这句话精准地戳中了林悦儿最痛的伤疤。她的脸色几不可察地白了一下,随即用一种混合着委屈、担忧和愤懑的语气说道:“李嫂子,快别这么说。景渊哥……哦不,陆团长他可能就是心善,看那孩子孤苦无依,动了恻隐之心。我是怕啊,有些人年纪小,心思可不一定简单。你看她那长相,天生就是……就是容易惹是非的样貌。现在年纪小还不显,等再过两年长开了,还不知道会惹出什么风波呢!陆团长为人正派,能力强,前途无量,可别被某些人装出来的可怜相给蒙蔽了,万一影响了进步,那可就……”

她没直接说出“狐媚子”三个字,但“惹是非”、“容易惹是非的样貌”在那个年代,是更具杀伤力的潜台词。

“哎呀!要真是这样,那可了不得!”王婶子一拍大腿,脸上露出夸张的、却又带着真实忧虑的表情,“咱们这大院最重视的就是作风和根底!陆团长年轻有为,可是咱们军区的标杆,真要是在这上面栽了跟头,被个来历不明的……给带累了,那得多可惜!”
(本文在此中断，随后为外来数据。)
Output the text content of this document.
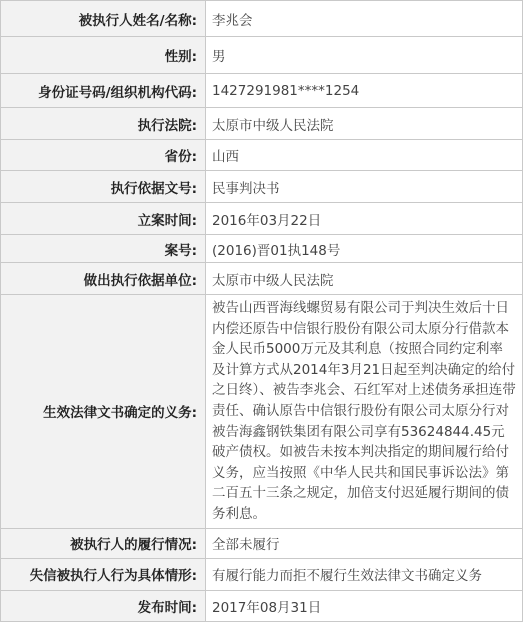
被执行人姓名/名称:	李兆会
性别:	男
身份证号码/组织机构代码:	1427291981****1254
执行法院:	太原市中级人民法院
省份:	山西
执行依据文号:	民事判决书
立案时间:	2016年03月22日
案号:	(2016)晋01执148号
做出执行依据单位:	太原市中级人民法院
生效法律文书确定的义务:	被告山西晋海线螺贸易有限公司于判决生效后十日内偿还原告中信银行股份有限公司太原分行借款本金人民币5000万元及其利息（按照合同约定利率及计算方式从2014年3月21日起至判决确定的给付之日终）、被告李兆会、石红军对上述债务承担连带责任、确认原告中信银行股份有限公司太原分行对被告海鑫钢铁集团有限公司享有53624844.45元破产债权。如被告未按本判决指定的期间履行给付义务，应当按照《中华人民共和国民事诉讼法》第二百五十三条之规定，加倍支付迟延履行期间的债务利息。
被执行人的履行情况:	全部未履行
失信被执行人行为具体情形:	有履行能力而拒不履行生效法律文书确定义务
发布时间:	2017年08月31日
“谁说不是呢!”林悦儿重重叹息一声,仿佛真心实意地在为陆景渊的前途忧心,“我也是看在和陆团长多年的革命情谊上,实在忍不住,才跟你们几位知根知底的嫂子念叨几句。这些话,咱们自己心里有数就行,可千万别往外传。不然,叫外人知道了,还以为我林悦儿心胸狭窄,容不下人,故意在背后编排是非呢。”

她嘴上再三叮嘱“别往外传”,眼神却殷切地扫过面前这几位平日里消息最灵通的妇人。她深知,不需要自己亲自去大街小巷吆喝,只要在这些关键的“信息节点”埋下怀疑和恶意的种子,自然会有无数张嘴巴替她浇灌,让这谣言如同瘟疫般在家属院、文工团,甚至更广的范围内滋生蔓延。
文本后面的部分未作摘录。